Surely, an editor would have at least flagged that abomination as a bit of an odd sentence, right? I am asking you now: what do you think it means? Let me say that again: I might have caught the figure of a clown when I jerked off my mental recapitulations. Because I don’t know what it means. I couldn’t even figure it out by the convoluted context either (and I spare you the context, for the rest of the page is itself stomach-churning). It makes no sense. Yet the general editor of that stuff thought it was ok. I’ll tell you more, he also thinks that regrettable and regretful are interchangeable. He doesn’t know the difference between incidence and incident. He scatters commas over the page as pigeons shit over everything that moves and doesn’t move. But he is a lecturer in English, let’s be clear on this one, and a general editor of the stuff I had to edit with a pick and an axe.
While I was chipping away at these 214 pages, I did not think much of it. Sure, I was shaking my head in disbelief as I had never known a ‘writer’ capable to use four different tenses within a two-and-a-half line sentence, but even less likely did I think an editor capable to read that sentence, nod in approval and move on. It’s shocking and even more shocking (and pernicious, as an erudite friend of mine says) is knowing that this person is a lecturer in English. Oh my God, Jesus, Mary and all the saints.
I told you already that I know of lecturers that consistently (and that’s key my friends, consistently, for it indicates ingrained belief) mix up palette with palate with pallet. I think that only an idiot could do so but I also wouldn’t be likely to rant about it if that person were a plumber or a builder or a footballer. When it’s a senior lecturer in English that makes the mistake over and over and over and over and over... well, I lose the will to live. The same senior lecturer also uses it’s and its interchangeably. Others I’ve had the misfortune to come across do not know the difference between a semi-colon and a colon or between use and usage or license and licence.
Some say that native speakers are usually sloppy, but this is an excuse that holds about as much water as 'Hitler hated the Jews because they killed Jesus'. If native speakers were always sloppy, then a native speaker that knows grammar and uses it well would be a freak occurrance. Luckily, this isn't the case, as there are as many competent native speakers as there are incompetent ones.

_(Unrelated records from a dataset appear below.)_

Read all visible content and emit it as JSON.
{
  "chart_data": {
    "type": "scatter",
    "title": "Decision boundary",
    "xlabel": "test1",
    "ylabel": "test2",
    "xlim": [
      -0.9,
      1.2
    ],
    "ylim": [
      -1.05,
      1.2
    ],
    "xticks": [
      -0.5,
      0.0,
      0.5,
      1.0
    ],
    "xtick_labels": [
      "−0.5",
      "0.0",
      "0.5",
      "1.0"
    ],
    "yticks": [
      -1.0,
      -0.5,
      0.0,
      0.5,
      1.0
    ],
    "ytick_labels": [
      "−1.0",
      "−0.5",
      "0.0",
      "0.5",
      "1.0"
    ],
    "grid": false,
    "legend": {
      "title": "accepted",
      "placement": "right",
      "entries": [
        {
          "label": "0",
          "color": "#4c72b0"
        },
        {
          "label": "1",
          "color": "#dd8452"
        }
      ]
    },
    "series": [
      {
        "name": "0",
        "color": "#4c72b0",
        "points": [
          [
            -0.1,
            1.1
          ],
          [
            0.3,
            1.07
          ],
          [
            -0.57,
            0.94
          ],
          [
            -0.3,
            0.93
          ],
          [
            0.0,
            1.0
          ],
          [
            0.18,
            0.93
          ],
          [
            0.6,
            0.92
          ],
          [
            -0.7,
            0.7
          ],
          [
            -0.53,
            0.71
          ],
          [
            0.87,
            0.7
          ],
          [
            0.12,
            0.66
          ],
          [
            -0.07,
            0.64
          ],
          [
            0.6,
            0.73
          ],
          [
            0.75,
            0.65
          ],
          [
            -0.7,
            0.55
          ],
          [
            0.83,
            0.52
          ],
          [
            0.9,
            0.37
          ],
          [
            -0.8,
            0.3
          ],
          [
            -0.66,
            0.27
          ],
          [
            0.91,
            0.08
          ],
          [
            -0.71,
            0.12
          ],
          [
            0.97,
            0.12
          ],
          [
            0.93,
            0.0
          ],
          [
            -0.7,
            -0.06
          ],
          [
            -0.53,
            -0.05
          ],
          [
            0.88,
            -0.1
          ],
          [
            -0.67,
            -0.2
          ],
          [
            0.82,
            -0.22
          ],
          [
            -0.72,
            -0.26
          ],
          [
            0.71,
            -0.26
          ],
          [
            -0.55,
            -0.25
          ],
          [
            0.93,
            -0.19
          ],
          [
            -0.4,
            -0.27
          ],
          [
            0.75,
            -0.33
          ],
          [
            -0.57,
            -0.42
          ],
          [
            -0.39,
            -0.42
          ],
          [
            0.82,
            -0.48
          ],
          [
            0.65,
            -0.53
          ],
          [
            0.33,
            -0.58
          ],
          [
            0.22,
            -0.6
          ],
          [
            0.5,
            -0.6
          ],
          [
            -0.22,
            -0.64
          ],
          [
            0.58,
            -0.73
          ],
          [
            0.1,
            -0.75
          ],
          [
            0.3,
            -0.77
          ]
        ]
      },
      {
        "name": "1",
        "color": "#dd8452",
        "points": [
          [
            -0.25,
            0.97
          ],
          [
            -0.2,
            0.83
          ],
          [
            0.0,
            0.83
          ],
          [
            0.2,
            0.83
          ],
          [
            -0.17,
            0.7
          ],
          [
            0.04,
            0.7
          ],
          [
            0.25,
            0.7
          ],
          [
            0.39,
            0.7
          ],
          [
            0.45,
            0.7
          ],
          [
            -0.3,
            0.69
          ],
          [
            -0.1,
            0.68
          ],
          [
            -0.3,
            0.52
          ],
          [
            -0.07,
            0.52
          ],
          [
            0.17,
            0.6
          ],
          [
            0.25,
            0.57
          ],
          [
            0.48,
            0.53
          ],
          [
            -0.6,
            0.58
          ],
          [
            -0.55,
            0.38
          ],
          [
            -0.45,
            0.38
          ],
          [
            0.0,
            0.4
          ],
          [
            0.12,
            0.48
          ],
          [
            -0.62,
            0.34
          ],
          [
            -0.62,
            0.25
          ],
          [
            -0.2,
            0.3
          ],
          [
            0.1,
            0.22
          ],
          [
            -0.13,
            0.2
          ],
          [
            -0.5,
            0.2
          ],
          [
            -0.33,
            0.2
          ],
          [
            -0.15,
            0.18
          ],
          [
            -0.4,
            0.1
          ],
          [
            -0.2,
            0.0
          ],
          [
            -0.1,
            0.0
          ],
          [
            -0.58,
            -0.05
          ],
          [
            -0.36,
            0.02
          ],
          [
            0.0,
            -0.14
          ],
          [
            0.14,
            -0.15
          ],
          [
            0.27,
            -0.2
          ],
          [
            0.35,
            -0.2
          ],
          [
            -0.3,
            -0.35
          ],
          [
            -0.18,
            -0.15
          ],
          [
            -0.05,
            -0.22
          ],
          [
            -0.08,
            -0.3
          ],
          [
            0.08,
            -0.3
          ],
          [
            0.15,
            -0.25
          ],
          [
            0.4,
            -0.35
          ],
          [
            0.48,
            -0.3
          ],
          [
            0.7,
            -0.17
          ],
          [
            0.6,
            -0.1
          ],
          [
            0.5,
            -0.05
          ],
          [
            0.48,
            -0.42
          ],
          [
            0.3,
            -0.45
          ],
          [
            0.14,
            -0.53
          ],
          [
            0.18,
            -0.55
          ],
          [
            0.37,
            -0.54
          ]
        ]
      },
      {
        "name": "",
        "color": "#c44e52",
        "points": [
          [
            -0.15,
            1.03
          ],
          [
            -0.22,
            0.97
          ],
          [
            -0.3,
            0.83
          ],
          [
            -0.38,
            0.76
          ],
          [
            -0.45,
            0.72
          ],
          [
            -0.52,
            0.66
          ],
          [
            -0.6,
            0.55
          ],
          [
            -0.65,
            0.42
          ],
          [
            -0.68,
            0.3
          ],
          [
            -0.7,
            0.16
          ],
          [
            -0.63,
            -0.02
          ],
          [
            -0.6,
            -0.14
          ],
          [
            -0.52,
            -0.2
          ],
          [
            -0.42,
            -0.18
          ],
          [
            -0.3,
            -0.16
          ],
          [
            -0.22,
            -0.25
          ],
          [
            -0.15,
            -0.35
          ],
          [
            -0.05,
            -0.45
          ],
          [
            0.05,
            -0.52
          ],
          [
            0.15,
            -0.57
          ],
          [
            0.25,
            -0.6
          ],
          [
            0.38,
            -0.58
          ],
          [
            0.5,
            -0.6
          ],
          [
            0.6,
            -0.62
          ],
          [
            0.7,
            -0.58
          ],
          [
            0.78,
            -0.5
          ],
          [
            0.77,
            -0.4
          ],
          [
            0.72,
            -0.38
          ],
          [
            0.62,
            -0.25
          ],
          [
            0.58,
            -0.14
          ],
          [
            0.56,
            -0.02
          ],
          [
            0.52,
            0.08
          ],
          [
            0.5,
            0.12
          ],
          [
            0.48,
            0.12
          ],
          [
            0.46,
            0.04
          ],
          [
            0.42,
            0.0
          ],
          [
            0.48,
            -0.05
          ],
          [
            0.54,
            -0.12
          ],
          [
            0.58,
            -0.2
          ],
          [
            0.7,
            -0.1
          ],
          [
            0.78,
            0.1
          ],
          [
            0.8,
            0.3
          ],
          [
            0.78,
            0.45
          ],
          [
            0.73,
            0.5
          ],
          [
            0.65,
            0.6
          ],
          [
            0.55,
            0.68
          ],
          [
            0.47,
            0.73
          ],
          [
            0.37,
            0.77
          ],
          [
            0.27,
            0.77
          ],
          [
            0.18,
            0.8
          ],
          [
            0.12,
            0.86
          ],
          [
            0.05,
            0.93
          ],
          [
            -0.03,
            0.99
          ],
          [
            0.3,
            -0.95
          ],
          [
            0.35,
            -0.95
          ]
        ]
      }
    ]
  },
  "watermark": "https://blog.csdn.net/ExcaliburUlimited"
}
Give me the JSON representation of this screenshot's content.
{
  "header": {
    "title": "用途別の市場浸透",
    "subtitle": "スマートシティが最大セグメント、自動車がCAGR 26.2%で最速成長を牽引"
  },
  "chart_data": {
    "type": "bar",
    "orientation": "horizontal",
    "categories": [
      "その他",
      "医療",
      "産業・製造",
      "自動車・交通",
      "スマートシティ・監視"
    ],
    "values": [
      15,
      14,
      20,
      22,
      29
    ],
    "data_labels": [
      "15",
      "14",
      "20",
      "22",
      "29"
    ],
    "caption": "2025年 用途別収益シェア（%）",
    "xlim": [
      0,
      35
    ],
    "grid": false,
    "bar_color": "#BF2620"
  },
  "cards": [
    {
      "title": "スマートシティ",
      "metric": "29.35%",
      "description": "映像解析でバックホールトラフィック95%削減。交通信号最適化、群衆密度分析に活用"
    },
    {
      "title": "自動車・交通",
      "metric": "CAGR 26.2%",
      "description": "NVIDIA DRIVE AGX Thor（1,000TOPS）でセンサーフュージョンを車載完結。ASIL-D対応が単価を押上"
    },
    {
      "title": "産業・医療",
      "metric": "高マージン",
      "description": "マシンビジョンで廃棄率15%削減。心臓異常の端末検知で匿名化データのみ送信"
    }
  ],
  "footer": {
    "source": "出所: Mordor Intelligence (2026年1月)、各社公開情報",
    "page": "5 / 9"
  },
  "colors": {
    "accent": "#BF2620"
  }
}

I, in any case, and allow me to blow my own trumpet for a second here, can recognise conceits, hyperbatons, hyperboles, paratactic vs. hypotactic constructions; fables, fabliaux, fabula, fabulation, fancy and fantasy (and there I’ve just given you some alliterative examples too). But all of this is normal in my book. I’ve got a PhD for God's sake, I would expect no less. Yet, here I am correcting a lecturer in English and general editor that doesn’t know the difference between commas and full-stops, irrelevance and irreverent, kinesis and kinectic, nose and ass. Shite like this by the fucking truckload my friends. And here I am, with £ 1.64 in the bank. There you go.